Wednesday, October 23, 2019

Book Review: ‘The deaf don’t believe in silence’





By Murray Citron


Deaf Republic: Poems
By Ilya Kaminsky
Graywolf Press
76 pages

Ilya Kaminsky was born in Odessa in 1977 to a Jewish family. He lost most of his hearing at the age of four from mumps and inadequate medical treatment, and started writing poetry in Russian. His family moved to the United States when he was 16. He did not yet know English, but he worked on it, and started writing English poetry. His first book of English poetry, Dancing in Odessa, was highly praised and won important awards. Deaf Republic is his second full-length book of poems in English.

Poetry is an art that depends on sound. There have been blind poets – like Homer and Milton – but it is hard to think of a deaf poet. Kaminsky challenges that handicap in two ways: writing in a language that he does not hear; and that he did not speak, read or write until his late teens. It is early to tell for sure, but he may be an important poet, who meets his handicaps by pushing poetry in new directions. Deaf Republic is a collection of 59 short poems that tell a story and script a play – in fact, a puppet play.

There is little of the traditional devices of poetry such as metre, rhyme, alliteration, or onomatopoeia. The rhythm of the language is tight, with characters saying what just happened, as soon as it happened, in a world that is dangerous.
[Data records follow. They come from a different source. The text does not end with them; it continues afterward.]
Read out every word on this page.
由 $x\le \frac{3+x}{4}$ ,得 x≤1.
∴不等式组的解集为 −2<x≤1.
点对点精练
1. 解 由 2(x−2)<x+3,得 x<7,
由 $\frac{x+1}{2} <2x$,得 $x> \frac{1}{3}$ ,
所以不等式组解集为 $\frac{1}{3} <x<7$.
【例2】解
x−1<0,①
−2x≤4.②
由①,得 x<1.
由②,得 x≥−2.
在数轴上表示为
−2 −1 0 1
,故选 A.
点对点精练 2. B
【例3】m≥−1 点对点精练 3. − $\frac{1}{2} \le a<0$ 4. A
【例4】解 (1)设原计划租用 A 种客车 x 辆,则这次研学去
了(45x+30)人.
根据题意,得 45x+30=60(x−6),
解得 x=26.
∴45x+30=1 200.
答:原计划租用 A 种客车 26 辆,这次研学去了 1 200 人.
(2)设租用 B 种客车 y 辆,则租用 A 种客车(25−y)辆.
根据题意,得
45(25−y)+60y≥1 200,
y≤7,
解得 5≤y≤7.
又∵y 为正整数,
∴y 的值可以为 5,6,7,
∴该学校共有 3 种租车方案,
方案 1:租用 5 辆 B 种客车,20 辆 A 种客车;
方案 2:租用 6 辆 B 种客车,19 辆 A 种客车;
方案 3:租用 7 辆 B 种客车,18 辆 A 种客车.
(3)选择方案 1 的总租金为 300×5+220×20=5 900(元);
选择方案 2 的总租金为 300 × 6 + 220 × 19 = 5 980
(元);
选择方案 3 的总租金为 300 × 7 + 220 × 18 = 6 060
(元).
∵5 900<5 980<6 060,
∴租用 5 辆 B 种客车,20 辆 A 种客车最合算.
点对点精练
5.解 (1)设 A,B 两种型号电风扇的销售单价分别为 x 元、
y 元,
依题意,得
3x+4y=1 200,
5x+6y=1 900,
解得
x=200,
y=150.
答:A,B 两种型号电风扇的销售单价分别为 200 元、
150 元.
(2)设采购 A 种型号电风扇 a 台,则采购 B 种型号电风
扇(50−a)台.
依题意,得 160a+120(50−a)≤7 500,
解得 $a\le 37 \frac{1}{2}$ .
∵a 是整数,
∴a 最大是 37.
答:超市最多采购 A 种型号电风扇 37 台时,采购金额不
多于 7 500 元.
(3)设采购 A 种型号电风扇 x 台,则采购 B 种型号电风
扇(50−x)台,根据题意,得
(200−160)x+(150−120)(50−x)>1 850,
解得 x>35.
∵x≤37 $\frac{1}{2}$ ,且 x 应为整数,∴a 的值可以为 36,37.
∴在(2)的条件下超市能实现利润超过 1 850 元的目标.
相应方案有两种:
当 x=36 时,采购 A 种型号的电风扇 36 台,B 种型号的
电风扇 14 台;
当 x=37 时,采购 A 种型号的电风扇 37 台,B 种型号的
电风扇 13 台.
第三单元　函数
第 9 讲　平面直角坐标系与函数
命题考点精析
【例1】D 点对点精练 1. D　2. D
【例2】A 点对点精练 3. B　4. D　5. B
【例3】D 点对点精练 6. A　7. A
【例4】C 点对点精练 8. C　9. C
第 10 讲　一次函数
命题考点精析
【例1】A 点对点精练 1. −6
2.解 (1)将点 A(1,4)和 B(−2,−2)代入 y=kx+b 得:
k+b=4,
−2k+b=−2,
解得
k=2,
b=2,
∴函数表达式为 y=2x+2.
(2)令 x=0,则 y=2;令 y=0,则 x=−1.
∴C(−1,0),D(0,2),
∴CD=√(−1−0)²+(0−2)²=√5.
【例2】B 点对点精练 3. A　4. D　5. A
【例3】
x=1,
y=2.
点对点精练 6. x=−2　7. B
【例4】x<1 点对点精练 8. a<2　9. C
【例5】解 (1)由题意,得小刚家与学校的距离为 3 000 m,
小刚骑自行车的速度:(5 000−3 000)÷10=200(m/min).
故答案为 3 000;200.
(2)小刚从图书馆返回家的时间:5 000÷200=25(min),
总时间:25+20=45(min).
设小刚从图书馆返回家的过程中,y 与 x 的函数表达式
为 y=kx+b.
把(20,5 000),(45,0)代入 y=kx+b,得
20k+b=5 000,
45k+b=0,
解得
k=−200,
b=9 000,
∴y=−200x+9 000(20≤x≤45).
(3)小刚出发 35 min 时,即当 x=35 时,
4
The characters are the townspeople of Vasenka, an occupied town, who tell the story; Sonya and Alfonso, the puppeteers; Galya, the owner of the puppet theatre; and the soldiers.

The story begins when Petya, a deaf boy, possibly not very bright, spits at the sergeant. The line that follows is, “The sound we do not hear lifts the gulls off the water.”

That is a good example of Kaminsky’s technique. The people of the town go deaf, which is not difficult for puppets: “In the ears of the town, snow falls.”

Those themes, deafness, the dead boy, snow, frightened birds, repeat throughout the book, but always with restraint. The restraint is a background against which eroticism startles:

“a brief kiss.
I don’t know anything about you –
except the spray of freckles on your/
 shoulders!”

The poems are free verse, not rhymed, but there are occasional rhymes of opportunity:

“Little daughter
rainwater.”    

Or the marvellous short poem, “Elegy”:

“Six words,
Lord:
please ease
of song
my tongue.”

Vasenka is an invented town, but the things that happen there are obviously stimulated by the memories of a Jewish boy from Odessa. It is typical of immigrant writers to write at the same time about the old country and their new home. The last poem in the book is “In a Time of Peace.” It has this:

“Ours is a country in which a boy
shot by police lies on the pavement
for hours”
You just have to watch the TV news.

In the year 1500, the great Renaissance scholar Erasmus wrote, “In the country of the blind, the one-eyed man is king.” Nobody since has come up with a matching aphorism about a one-eared man. Kaminsky, in an endnote to Deaf Republic, writes, “The deaf don’t believe in silence. Silence is the invention of the hearing.”